7. Do you think guys are suckers for agreeing to work full time all the time, and staying at home a few years is just retribution for having to remember where the lightbulbs are, make all the phone calls, travel arrangements, and so forth? And do you really think it is that easy?

Oops, the last I should ask a few years later I guess. They are still in college after all, we don't want to shock them with reality too soon!

Monday, September 19, 2005

Grit Your Teeth Reading

Four friends thoughtfully forwarded the article. Its title – Yoga, Ya’ll– had me hitting delete, once twice etcetera (I'm not a yoga fan, and run from indiscriminant use of ya'll). Tonight though, scrolling through the NYT, enjoying insomnia and a fast internet connection but about to run out of news to read, I caught the story again, in the Times’ just launched Funny pages. After all, I like funny. I thought I'd give it a try. I just forgot how local funny can be.

“Yoga, Ya’ll,” by Elizabeth Gilbert, is all about a southern yoga class and its vowel-extending instructor. The writer objects to the instructor’s accent, mocks her use of ya’ll and her yoga abilities. One thousand words later, she winds up her tribute to alienation with an obligatory I’ll-get-used-to-it-somehow ending that leaves you thinking, yeah right.

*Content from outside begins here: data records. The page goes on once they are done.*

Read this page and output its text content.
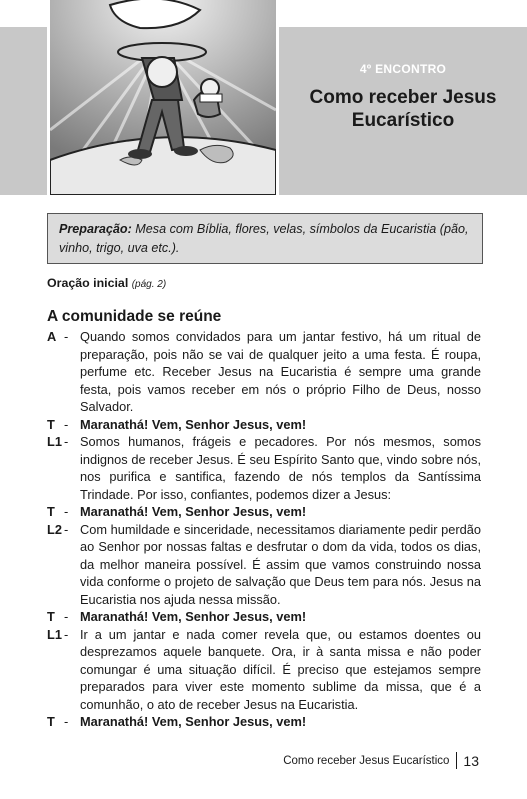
4º ENCONTRO
Como receber Jesus
Eucarístico
Preparação: Mesa com Bíblia, flores, velas, símbolos da Eucaristia (pão, vinho, trigo, uva etc.).
Oração inicial (pág. 2)
A comunidade se reúne
A - Quando somos convidados para um jantar festivo, há um ritual de preparação, pois não se vai de qualquer jeito a uma festa. É roupa, perfume etc. Receber Jesus na Eucaristia é sempre uma grande festa, pois vamos receber em nós o próprio Filho de Deus, nosso Salvador.
T - Maranathá! Vem, Senhor Jesus, vem!
L1 - Somos humanos, frágeis e pecadores. Por nós mesmos, somos indignos de receber Jesus. É seu Espírito Santo que, vindo sobre nós, nos purifica e santifica, fazendo de nós templos da Santíssima Trindade. Por isso, confiantes, podemos dizer a Jesus:
T - Maranathá! Vem, Senhor Jesus, vem!
L2 - Com humildade e sinceridade, necessitamos diariamente pedir perdão ao Senhor por nossas faltas e desfrutar o dom da vida, todos os dias, da melhor maneira possível. É assim que vamos construindo nossa vida conforme o projeto de salvação que Deus tem para nós. Jesus na Eucaristia nos ajuda nessa missão.
T - Maranathá! Vem, Senhor Jesus, vem!
L1 - Ir a um jantar e nada comer revela que, ou estamos doentes ou desprezamos aquele banquete. Ora, ir à santa missa e não poder comungar é uma situação difícil. É preciso que estejamos sempre preparados para viver este momento sublime da missa, que é a comunhão, o ato de receber Jesus na Eucaristia.
T - Maranathá! Vem, Senhor Jesus, vem!
Como receber Jesus Eucarístico 13
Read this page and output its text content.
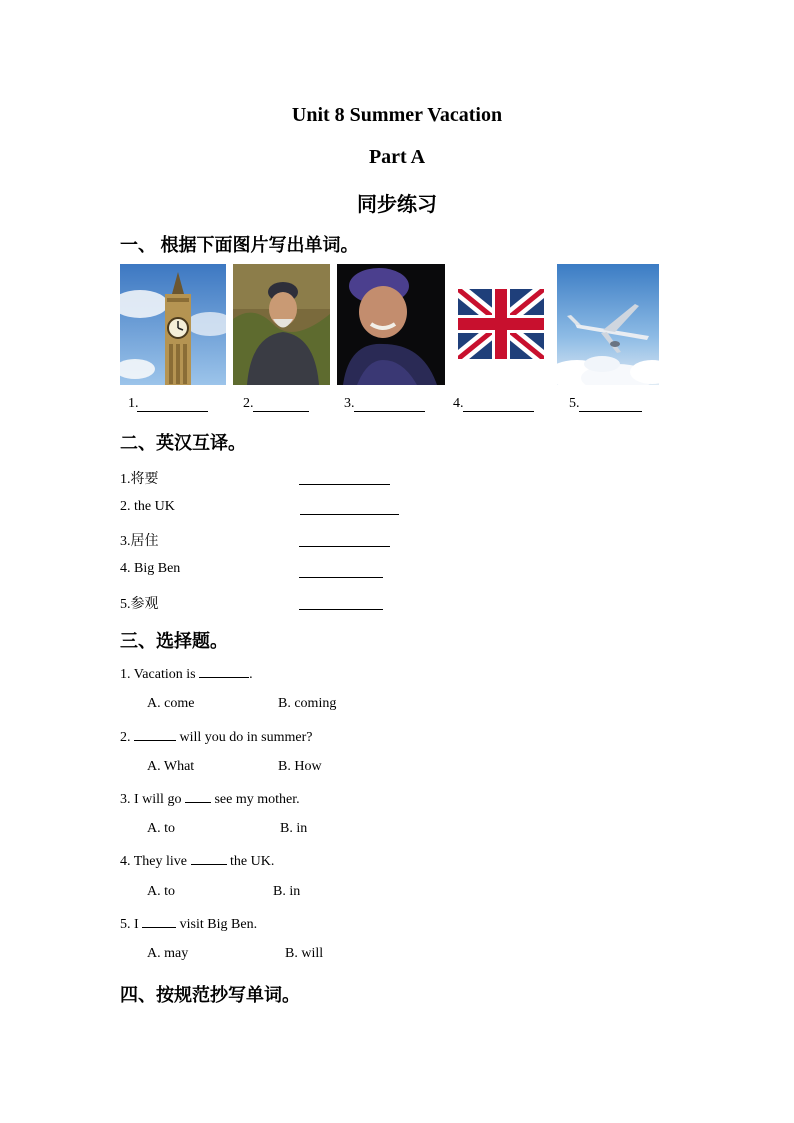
Unit 8 Summer Vacation
Part A
同步练习
一、 根据下面图片写出单词。
1.	2.	3.	4.	5.
二、英汉互译。
1.将要
2. the UK
3.居住
4. Big Ben
5.参观
三、选择题。
1. Vacation is	.
A. come	B. coming
2.	will you do in summer?
A. What	B. How
3. I will go  see my mother.
A. to	B. in
4. They live	the UK.
A. to	B. in
5. I  visit Big Ben.
A. may	B. will
四、按规范抄写单词。
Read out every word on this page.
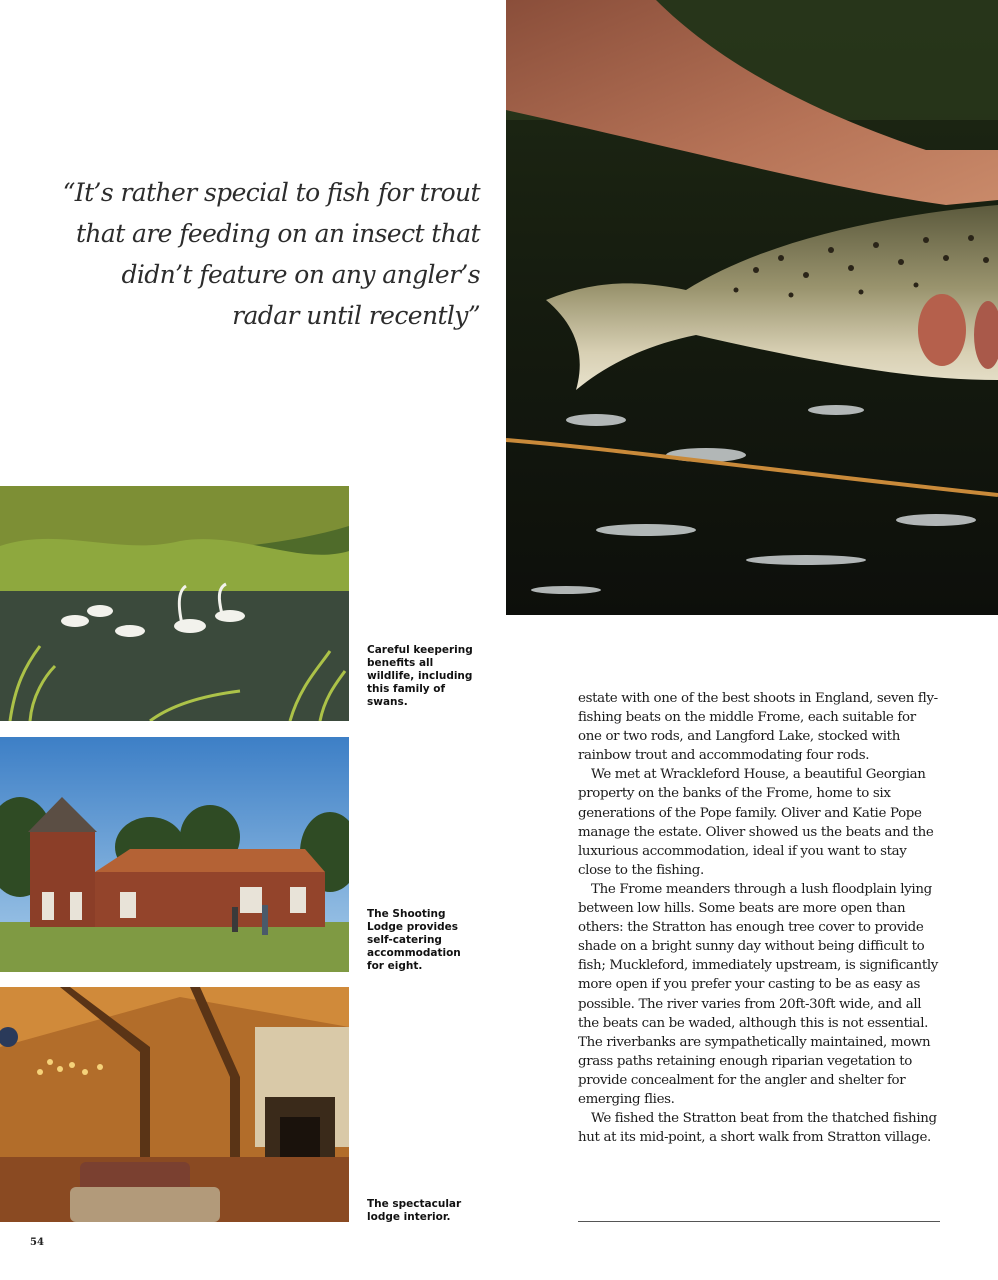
“It’s rather special to fish for trout

that are feeding on an insect that

didn’t feature on any angler’s

radar until recently”

Careful keepering benefits all wildlife, including this family of swans.
The Shooting Lodge provides self-catering accommodation for eight.
The spectacular lodge interior.

estate with one of the best shoots in England, seven fly-fishing beats on the middle Frome, each suitable for one or two rods, and Langford Lake, stocked with rainbow trout and accommodating four rods.

We met at Wrackleford House, a beautiful Georgian property on the banks of the Frome, home to six generations of the Pope family. Oliver and Katie Pope manage the estate. Oliver showed us the beats and the luxurious accommodation, ideal if you want to stay close to the fishing.

The Frome meanders through a lush floodplain lying between low hills. Some beats are more open than others: the Stratton has enough tree cover to provide shade on a bright sunny day without being difficult to fish; Muckleford, immediately upstream, is significantly more open if you prefer your casting to be as easy as possible. The river varies from 20ft-30ft wide, and all the beats can be waded, although this is not essential. The riverbanks are sympathetically maintained, mown grass paths retaining enough riparian vegetation to provide concealment for the angler and shelter for emerging flies.

We fished the Stratton beat from the thatched fishing hut at its mid-point, a short walk from Stratton village.

54
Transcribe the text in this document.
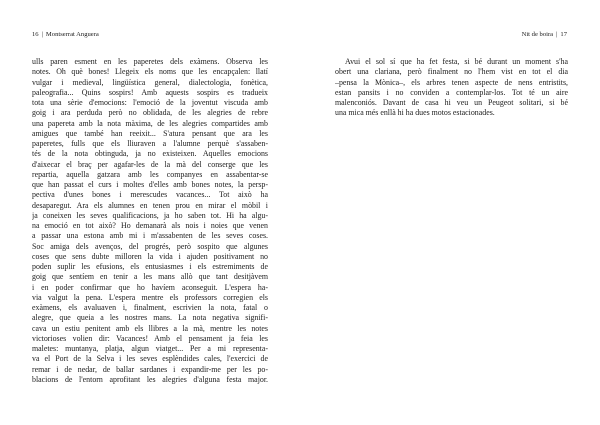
16 | Montserrat Anguera
ulls paren esment en les paperetes dels exàmens. Observa les
notes. Oh què bones! Llegeix els noms que les encapçalen: llatí
vulgar i medieval, lingüística general, dialectologia, fonètica,
paleografia... Quins sospirs! Amb aquests sospirs es tradueix
tota una sèrie d'emocions: l'emoció de la joventut viscuda amb
goig i ara perduda però no oblidada, de les alegries de rebre
una papereta amb la nota màxima, de les alegries compartides amb
amigues que també han reeixit... S'atura pensant que ara les
paperetes, fulls que els lliuraven a l'alumne perquè s'assaben-
tés de la nota obtinguda, ja no existeixen. Aquelles emocions
d'aixecar el braç per agafar-les de la mà del conserge que les
repartia, aquella gatzara amb les companyes en assabentar-se
que han passat el curs i moltes d'elles amb bones notes, la persp-
pectiva d'unes bones i merescudes vacances... Tot això ha
desaparegut. Ara els alumnes en tenen prou en mirar el mòbil i
ja coneixen les seves qualificacions, ja ho saben tot. Hi ha algu-
na emoció en tot això? Ho demanarà als nois i noies que venen
a passar una estona amb mi i m'assabenten de les seves coses.
Soc amiga dels avenços, del progrés, però sospito que algunes
coses que sens dubte milloren la vida i ajuden positivament no
poden suplir les efusions, els entusiasmes i els estremiments de
goig que sentíem en tenir a les mans allò que tant desitjàvem
i en poder confirmar que ho havíem aconseguit. L'espera ha-
via valgut la pena. L'espera mentre els professors corregien els
exàmens, els avaluaven i, finalment, escrivien la nota, fatal o
alegre, que queia a les nostres mans. La nota negativa signifi-
cava un estiu penitent amb els llibres a la mà, mentre les notes
victorioses volien dir: Vacances! Amb el pensament ja feia les
maletes: muntanya, platja, algun viatget... Per a mi representa-
va el Port de la Selva i les seves esplèndides cales, l'exercici de
remar i de nedar, de ballar sardanes i expandir-me per les po-
blacions de l'entorn aprofitant les alegries d'alguna festa major.
Nit de boira | 17
Avui el sol sí que ha fet festa, si bé durant un moment s'ha
obert una clariana, però finalment no l'hem vist en tot el dia
–pensa la Mònica–, els arbres tenen aspecte de nens entristits,
estan pansits i no conviden a contemplar-los. Tot té un aire
malenconiós. Davant de casa hi veu un Peugeot solitari, si bé
una mica més enllà hi ha dues motos estacionades.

It’s a story that goes in my bookmarks folder “I don’t hate it, I don't, but everyone else seems to.” And it once again confirms to me how prejudiced New Yorkers can be about the South. I’m not talking cab drivers, fruit stand owners, investment brokers, but editors and writers who talk so reasonably about the eight sides of every issue, but when faced with the states beneath the Mason-Dixon line start to worry about being made to squeal like a pig, imagine violet romances, or mock the stupidity of the locals.

I notice it particularly with the Times. They seem to thrive on writing about the South in this quaint yet scary country within a country sort of way (noticeable throughout its coverage of Katrina). I have to wonder what a certain Alabamian editor did to the staff* during his recent sojourn as executive editor because he certainly didn’t expand their perspectives on the possibilities of how to write about a part of the U.S. I’ve seen referred to in their pages in the last two days as Dixie and the Ya’ll Zone. To me this is the equivalent of newscasters calling the midwest the land of white bread, or California, hippieville. It's just not the right thing to do in a national newspaper and I have to wonder why the South falls outside their editorial realm of respect.

*It’s easy to imagine force feedings of ketchup-based barbeque, the maniacal over use of idioms designed to annoy, straw hats and white shoes, long lectures on legendary football coaches. Reading up on the fellow, I found at least two of these traits well-documented. Any bets on which ones, ya'll (or should I say youse guys)?